Of the members of Barrett’s original band, Meadows and Barrett were certainly the most tenacious. “We ended up being the nucleus of the band,” Barrett says, “so we downsized it like some sort of corporation.” Both Meadows and Barrett agree that what’s most vital to their relationship is their musical trust in one another. This trust comes from the intrinsic communication they share, but also from a hearty musical education.

Meadows began playing classical percussion at the age of 12, graduated to a drum set at 16, and by the time he was 18 he was experimenting with ethnic percussion, traveling to Africa twice to study with different tribes.

Meadows’ experience in Africa is reflected not only in the makeup of porterdavis’ music, but also in their attitude towards it. “I want to know that my happy songs were as happy as they could have been, and my sad songs were as sad as they could have been, and my sexy songs were as sexy as they could have been,” Barrett says. “If you put us in Zimbabwe in front of a tribe, would they know it was really a sad song, even if they didn’t know what we were saying?”

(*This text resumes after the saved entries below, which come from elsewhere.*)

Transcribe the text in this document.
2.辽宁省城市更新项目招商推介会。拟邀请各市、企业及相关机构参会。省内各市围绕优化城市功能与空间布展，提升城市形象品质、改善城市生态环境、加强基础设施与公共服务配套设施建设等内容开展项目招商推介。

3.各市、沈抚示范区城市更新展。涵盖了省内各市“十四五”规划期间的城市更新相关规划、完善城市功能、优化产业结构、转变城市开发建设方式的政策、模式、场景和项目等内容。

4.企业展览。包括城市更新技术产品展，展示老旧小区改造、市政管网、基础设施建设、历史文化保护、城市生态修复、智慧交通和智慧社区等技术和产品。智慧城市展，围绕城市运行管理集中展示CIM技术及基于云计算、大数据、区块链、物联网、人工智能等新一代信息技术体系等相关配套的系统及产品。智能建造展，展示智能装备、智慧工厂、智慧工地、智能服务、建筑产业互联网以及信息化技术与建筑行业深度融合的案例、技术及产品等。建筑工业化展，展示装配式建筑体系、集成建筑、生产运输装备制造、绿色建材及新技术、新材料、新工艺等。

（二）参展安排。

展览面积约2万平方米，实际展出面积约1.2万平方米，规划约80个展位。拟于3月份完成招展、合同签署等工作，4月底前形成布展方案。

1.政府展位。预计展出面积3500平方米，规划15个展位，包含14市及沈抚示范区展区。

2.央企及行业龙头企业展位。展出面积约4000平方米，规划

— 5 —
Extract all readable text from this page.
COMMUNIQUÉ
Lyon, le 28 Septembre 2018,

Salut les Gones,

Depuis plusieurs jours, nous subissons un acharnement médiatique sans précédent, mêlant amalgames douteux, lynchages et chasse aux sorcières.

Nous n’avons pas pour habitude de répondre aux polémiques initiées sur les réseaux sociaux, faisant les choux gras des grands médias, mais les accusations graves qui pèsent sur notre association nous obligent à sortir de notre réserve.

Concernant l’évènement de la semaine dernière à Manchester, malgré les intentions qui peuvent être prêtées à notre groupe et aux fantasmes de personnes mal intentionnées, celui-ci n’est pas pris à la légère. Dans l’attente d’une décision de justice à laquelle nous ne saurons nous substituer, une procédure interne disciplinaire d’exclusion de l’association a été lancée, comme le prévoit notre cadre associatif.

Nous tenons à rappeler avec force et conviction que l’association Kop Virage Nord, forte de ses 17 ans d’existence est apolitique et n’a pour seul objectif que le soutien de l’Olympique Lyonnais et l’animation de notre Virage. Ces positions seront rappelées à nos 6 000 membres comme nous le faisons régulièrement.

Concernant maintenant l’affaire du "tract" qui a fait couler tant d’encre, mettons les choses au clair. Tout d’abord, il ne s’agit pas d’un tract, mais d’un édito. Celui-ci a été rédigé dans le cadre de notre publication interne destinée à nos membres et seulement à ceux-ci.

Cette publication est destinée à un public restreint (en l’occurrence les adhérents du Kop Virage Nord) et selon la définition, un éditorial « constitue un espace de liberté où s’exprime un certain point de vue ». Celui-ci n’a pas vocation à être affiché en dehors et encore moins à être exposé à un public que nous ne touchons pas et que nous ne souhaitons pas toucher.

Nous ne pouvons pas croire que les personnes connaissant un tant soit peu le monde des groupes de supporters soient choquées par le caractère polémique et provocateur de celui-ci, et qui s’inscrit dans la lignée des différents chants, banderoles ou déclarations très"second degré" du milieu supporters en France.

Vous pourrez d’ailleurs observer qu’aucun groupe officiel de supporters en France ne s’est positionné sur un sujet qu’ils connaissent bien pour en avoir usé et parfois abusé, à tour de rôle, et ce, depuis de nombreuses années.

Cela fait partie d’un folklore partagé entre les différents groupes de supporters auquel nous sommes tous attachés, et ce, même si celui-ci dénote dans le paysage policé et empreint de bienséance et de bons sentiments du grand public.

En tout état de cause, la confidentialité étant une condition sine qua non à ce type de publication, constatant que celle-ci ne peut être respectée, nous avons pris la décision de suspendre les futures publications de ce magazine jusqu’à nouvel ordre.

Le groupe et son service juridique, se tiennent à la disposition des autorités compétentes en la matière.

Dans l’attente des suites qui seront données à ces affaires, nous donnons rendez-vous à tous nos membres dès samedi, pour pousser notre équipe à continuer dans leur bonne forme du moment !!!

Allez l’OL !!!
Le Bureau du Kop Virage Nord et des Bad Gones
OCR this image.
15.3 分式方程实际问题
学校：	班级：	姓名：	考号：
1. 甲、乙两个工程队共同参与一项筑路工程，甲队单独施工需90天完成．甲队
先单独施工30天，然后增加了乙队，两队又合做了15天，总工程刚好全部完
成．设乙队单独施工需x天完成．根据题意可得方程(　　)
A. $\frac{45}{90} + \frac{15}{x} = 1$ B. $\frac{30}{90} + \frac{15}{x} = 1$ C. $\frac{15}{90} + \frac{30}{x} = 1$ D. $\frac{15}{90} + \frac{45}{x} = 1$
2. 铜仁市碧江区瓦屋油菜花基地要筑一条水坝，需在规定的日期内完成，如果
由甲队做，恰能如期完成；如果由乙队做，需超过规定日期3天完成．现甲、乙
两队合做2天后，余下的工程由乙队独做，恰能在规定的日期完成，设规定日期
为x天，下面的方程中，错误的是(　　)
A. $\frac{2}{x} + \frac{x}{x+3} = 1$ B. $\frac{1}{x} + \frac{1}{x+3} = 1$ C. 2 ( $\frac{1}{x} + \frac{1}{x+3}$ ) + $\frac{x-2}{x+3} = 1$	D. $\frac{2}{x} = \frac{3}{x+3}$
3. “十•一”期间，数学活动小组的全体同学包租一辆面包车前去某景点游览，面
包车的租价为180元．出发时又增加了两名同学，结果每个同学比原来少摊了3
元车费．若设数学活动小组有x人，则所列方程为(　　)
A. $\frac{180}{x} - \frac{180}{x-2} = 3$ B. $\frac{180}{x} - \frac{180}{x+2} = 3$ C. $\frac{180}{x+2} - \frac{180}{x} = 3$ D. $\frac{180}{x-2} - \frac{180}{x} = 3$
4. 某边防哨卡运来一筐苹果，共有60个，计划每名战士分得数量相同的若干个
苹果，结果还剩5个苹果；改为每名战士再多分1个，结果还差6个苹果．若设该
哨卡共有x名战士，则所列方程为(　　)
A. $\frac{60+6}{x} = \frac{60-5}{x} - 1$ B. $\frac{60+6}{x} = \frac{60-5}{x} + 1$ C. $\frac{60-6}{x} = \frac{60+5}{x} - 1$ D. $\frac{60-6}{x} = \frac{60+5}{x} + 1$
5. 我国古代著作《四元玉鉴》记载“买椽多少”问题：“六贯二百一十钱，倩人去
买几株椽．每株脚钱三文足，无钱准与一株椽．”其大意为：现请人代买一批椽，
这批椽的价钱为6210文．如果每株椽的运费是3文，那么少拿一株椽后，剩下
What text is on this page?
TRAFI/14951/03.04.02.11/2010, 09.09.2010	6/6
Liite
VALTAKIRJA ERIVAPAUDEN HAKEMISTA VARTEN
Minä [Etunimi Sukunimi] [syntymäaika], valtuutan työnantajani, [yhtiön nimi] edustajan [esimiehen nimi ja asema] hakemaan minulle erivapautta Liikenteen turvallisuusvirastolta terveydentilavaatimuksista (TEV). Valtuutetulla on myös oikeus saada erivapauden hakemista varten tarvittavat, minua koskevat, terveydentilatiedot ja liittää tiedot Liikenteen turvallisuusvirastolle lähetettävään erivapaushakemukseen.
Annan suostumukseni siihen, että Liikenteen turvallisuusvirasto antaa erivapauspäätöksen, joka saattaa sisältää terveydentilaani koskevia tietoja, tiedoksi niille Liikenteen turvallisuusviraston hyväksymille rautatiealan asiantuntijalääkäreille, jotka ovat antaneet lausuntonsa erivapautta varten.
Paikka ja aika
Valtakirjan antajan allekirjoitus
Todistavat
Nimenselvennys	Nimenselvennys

Barrett first picked up a guitar after attending an awe-inspiring party in high school. In the center of the room was a half-rate band, wreathed by a cluster of pretty girls. The band played Poison’s “Every Rose Has Its Thorn,” and Barrett had a sudden epiphany. “I started playing the guitar, and I realized there wasn’t much to it,” he says. “And all of a sudden the girl you wanted to talk to is sitting there listening to you play. Once I started playing I delved way deep into it, and for much better reasons than playing Poison songs.”

Though content for the meantime, porterdavis aspires to more than gigs at the Mellow Mushroom. And the band is well on its way, booking shows across the east and west coasts, and crafting an album to follow its EP, which was released earlier this year. The guys are meriting the attention of big wigs like Melissa Ethridge, who they opened for in 2002, and Peter Yarrow (of Peter Paul and Mary), among other artists.

“My ideal life is when I get to just buy some good simple food and play in front of as many people as possible,” Barrett says. “It can be a very dark world if I look at what’s really going on. So I know what I love and I try to stay close to the things that make the world really happy for me.”